UBS kept its EUR/USD forecasts at 1.23 for end-2025 and 1.18 for 2026, citing Fed cuts - investingLive
UBS maintains its EUR/USD forecast, projecting levels of 1.23 for the end of 2025 and 1.18 for 2026, attributing these figures to anticipated Federal Reserve interest rate cuts. This positioning seems grounded in a belief that easing US monetary policy will bolster the euro against the dollar over the medium term, despite the current spot rate being significantly lower.

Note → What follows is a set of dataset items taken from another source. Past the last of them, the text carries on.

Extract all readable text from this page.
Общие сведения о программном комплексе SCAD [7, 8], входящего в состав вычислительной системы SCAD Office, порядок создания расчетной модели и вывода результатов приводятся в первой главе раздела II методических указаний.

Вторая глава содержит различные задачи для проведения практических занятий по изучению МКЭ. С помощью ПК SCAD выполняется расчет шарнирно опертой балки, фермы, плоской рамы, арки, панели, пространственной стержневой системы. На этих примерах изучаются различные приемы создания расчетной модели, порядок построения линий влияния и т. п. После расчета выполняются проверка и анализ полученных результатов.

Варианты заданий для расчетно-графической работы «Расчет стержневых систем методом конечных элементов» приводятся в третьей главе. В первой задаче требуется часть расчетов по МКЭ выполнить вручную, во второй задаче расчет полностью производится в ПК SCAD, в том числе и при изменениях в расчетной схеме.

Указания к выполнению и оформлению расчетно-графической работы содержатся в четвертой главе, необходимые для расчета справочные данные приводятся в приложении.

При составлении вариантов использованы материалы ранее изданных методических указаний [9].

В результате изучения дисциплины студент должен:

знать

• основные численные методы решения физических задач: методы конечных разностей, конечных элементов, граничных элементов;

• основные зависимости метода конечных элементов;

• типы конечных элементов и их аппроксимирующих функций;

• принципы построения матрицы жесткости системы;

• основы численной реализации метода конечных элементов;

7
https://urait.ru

UBS maintains EUR/USD forecast at 1.23 for end-2025 amid Fed rate cut expectations - Investing.com Canada
The desk maintains a bullish outlook on the EUR/USD, aligning with UBS's forecast of 1.23 by the end of 2025, driven by anticipated Federal Reserve rate cuts. Per the full note [source], the expectation of a dovish pivot from the Fed is a key factor supporting this view. The desk highlights that a weaker dollar, stemming from these rate cuts, could bolster the euro's value against the USD. With no high-impact events on the calendar in the coming month, the focus remains on macroeconomic indicators and central bank communications that could influence market sentiment.